The decomposition of linking number of the edges of a ribbon into the sum of twist and writhe is well known in the applied knot theory of closed polymer chains and DNA. A straightforward proof follows from each projection of the ribbon link: the crossings of the resulting link diagram are naturally partitioned into "ribbon crossings" (equalling 2 $\times$ planar writhe of an edge) and ribbon twists; averaging these over all projection directions gives the familiar writhe and twist respectively. This can be further visualized as a certain decomposition of the secant manifold of the curve, Gauss mapped to the direction sphere, closed with a framing manifold equivalent to the ribbon framing.

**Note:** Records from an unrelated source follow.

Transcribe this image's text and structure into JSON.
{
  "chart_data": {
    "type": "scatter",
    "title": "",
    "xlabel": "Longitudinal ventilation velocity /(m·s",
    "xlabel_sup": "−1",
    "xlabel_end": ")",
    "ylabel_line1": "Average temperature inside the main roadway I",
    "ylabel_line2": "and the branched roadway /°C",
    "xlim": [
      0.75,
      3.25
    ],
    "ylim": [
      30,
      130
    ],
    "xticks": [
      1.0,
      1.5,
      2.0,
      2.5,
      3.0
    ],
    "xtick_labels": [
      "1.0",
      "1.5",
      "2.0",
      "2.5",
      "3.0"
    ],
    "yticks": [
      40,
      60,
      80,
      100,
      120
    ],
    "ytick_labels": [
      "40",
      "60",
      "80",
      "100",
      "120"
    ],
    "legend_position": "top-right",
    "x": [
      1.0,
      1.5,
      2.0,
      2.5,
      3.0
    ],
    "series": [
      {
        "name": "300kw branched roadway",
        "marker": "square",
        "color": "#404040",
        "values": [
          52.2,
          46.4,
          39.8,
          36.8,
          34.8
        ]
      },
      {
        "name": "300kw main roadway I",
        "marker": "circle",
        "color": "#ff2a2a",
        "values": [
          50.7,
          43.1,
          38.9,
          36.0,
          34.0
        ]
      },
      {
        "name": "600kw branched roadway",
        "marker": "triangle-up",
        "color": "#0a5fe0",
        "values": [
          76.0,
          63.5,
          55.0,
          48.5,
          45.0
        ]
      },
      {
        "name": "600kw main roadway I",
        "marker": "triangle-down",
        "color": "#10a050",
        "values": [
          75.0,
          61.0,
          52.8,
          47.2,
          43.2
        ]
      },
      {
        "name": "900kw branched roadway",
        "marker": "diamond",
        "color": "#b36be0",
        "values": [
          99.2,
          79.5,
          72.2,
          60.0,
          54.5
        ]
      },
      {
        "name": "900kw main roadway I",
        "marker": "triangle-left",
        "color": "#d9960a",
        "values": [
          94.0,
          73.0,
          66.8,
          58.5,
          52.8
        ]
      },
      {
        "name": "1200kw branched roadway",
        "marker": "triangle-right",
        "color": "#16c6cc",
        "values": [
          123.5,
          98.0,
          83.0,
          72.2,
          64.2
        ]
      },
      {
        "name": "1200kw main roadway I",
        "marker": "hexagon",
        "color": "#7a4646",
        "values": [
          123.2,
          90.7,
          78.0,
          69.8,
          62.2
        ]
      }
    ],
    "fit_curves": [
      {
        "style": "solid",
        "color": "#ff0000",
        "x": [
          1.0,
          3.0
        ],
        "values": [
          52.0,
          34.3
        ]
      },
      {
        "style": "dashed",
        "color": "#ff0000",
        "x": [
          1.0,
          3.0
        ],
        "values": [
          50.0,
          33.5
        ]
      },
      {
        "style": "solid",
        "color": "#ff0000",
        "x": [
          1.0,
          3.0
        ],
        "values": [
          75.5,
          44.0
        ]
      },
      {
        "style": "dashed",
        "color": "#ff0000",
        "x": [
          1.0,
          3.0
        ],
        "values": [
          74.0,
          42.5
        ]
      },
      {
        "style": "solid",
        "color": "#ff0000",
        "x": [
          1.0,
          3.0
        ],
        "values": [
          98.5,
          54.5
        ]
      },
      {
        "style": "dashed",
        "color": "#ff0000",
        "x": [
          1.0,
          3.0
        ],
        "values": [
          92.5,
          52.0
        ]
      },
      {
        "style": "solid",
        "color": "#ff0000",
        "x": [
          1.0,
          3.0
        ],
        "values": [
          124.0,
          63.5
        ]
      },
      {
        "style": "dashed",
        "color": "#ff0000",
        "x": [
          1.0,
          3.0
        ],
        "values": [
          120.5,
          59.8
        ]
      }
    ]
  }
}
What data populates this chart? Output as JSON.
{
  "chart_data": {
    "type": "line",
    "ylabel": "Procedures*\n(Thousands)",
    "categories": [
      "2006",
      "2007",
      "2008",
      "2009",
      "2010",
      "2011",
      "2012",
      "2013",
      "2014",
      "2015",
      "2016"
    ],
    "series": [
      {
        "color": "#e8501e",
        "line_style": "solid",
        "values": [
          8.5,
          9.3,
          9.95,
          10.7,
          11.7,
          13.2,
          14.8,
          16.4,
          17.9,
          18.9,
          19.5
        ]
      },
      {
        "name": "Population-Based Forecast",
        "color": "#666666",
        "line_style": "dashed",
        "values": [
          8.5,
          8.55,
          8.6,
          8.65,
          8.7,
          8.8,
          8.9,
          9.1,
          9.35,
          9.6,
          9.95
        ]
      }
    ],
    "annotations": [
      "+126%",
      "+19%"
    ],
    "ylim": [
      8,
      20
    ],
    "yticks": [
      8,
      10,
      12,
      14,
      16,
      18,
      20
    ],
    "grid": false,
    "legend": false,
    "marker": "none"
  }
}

Vassiliev invariants are knot (and link) invariants which can be considered as $n$-point generalizations of the linking number with certain combinatorial constraints. Indeed, the first Vassiliev invariant for links is the linking number. In this talk, I will discuss work in progress in understanding the standard '$X+Y$' decomposition of the second-order Vassiliev invariant as a sum of a certain 2-point generalized writhe and twist, and interpret this in terms of the knot’s secant manifold under the Gauss map.

This is joint work with Alexander Taylor. This research was supported by a Leverhulme Research Programme Grant: RP2013-K-009, "SPOCK: Scientific Properties of Complex Knots".